Use the single-metric endpoint on the hot path — usage-gating, reserve→check→commit flows, anywhere a few-second-stale answer would be wrong. Use the bulk endpoint for dashboards, profile screens, and other places where 30-second staleness is acceptable.

Freshness after balance changes

Any credit mutation — a usage event, topup, grant, reservation, block expiry, or adjustment — immediately refreshes the customer’s bulk-endpoint result. Your next check after a balance change sees the up-to-date numbers without waiting for the staleness window to elapse.

Forcing a fresh result

To force the bulk endpoint to skip its staleness window, send the Cache-Control: no-cache header:

curl https://api.quotastack.io/v1/customer-by-external-id/user_abc/entitlements \
  -H "X-API-Key: qs_live_..." \
  -H "Cache-Control: no-cache"

The single-metric endpoint always computes live — no header needed.

Using entitlements on the hot path

Entitlement checks are designed for the hot path. Common patterns:

Gate UI elements. Before rendering a “Generate” button, check if the user is entitled. If allowed is false, show a disabled button with an upgrade prompt.

Pre-check before expensive operations.
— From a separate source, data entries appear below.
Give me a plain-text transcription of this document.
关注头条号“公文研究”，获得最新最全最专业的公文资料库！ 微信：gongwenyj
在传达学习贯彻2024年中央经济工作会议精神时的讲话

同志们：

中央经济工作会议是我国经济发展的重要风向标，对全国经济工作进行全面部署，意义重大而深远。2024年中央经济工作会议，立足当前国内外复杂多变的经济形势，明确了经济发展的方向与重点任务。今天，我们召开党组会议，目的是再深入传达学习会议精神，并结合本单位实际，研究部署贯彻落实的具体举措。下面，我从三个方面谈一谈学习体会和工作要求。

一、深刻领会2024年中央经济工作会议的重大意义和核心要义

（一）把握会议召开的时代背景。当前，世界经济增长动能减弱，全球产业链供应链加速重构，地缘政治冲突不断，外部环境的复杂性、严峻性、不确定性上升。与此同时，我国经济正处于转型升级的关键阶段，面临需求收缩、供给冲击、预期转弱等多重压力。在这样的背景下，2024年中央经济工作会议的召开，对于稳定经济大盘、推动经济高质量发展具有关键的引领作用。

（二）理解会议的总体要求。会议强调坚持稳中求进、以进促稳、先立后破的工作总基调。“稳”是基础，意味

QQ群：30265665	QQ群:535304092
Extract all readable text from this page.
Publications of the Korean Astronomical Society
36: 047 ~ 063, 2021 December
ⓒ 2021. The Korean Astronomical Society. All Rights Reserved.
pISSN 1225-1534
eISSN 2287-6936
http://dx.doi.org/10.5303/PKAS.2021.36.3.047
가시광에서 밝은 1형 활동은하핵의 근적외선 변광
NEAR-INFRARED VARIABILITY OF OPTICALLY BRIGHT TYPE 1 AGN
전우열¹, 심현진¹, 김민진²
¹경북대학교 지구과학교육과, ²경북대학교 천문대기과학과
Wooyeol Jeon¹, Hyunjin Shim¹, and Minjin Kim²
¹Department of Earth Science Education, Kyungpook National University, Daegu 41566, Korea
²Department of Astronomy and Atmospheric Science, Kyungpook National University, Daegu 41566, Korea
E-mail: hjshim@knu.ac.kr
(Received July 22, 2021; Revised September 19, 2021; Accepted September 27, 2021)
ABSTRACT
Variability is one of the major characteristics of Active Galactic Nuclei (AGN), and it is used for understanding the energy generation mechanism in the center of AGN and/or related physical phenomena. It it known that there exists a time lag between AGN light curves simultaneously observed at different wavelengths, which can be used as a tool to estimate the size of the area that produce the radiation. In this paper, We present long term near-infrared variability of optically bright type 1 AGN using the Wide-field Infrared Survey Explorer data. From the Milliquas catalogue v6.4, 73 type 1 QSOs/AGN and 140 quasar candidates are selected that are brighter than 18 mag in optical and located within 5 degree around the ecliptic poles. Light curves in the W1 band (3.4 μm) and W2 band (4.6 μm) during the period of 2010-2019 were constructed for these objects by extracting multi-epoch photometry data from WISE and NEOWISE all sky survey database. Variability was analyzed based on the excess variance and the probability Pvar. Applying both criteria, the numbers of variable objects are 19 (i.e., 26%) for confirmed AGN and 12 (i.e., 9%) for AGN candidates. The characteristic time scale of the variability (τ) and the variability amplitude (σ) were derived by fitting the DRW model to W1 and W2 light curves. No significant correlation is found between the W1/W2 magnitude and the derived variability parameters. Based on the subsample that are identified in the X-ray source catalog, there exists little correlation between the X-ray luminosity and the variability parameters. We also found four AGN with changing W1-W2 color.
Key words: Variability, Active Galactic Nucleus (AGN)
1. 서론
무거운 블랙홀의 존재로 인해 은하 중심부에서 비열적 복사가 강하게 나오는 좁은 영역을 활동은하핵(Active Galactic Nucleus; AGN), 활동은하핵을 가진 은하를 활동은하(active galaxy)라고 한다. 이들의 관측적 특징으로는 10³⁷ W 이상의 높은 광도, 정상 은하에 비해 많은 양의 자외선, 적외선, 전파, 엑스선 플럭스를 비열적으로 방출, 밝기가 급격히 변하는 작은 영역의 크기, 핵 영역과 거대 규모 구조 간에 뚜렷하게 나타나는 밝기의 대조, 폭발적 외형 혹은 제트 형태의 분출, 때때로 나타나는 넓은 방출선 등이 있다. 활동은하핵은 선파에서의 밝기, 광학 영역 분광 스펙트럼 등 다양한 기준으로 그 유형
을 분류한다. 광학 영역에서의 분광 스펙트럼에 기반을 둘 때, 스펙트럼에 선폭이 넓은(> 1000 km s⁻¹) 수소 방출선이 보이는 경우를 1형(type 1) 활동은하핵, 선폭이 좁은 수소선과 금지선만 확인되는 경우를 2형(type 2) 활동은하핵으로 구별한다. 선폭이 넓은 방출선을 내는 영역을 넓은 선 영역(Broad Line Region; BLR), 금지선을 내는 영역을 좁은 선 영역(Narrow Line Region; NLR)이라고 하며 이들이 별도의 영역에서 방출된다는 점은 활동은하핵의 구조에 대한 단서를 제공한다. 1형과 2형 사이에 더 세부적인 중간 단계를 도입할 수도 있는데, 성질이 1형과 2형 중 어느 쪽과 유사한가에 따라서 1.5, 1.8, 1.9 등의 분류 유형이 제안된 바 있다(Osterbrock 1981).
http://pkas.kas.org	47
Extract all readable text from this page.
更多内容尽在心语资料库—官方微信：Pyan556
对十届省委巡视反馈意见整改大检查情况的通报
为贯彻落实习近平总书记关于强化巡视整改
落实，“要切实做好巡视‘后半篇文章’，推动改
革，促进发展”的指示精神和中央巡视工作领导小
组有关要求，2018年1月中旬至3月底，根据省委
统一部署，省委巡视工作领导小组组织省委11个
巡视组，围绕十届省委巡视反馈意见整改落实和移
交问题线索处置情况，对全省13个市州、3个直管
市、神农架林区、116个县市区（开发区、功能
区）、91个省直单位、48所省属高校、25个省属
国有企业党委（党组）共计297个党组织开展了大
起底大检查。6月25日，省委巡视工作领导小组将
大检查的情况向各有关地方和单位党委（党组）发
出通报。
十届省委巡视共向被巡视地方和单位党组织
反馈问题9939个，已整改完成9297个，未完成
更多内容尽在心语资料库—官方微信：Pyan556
Before kicking off an AI generation that will cost compute resources, verify the user has credits. This avoids wasting infrastructure on work you cannot charge for.

Display affordable units. Use affordable_units to show the user how many actions they have remaining: “You have 140 looks left this month.”

Determine upsell moments. When affordable_units drops below a threshold, prompt the user to purchase more credits or upgrade their plan.

Example: checking if a user can generate an outfit

A fashion SaaS charges 1,000 mc (1 credit) per outfit look. Before starting the AI pipeline:

curl "https://api.quotastack.io/v1/customer-by-external-id/user_xyz/entitlements/look?units=1" \
  -H "X-API-Key: qs_live_..."

If allowed is true, proceed with generation. After generation completes, record the usage event to debit the credits. If you need to hold credits during the generation, use a reservation instead.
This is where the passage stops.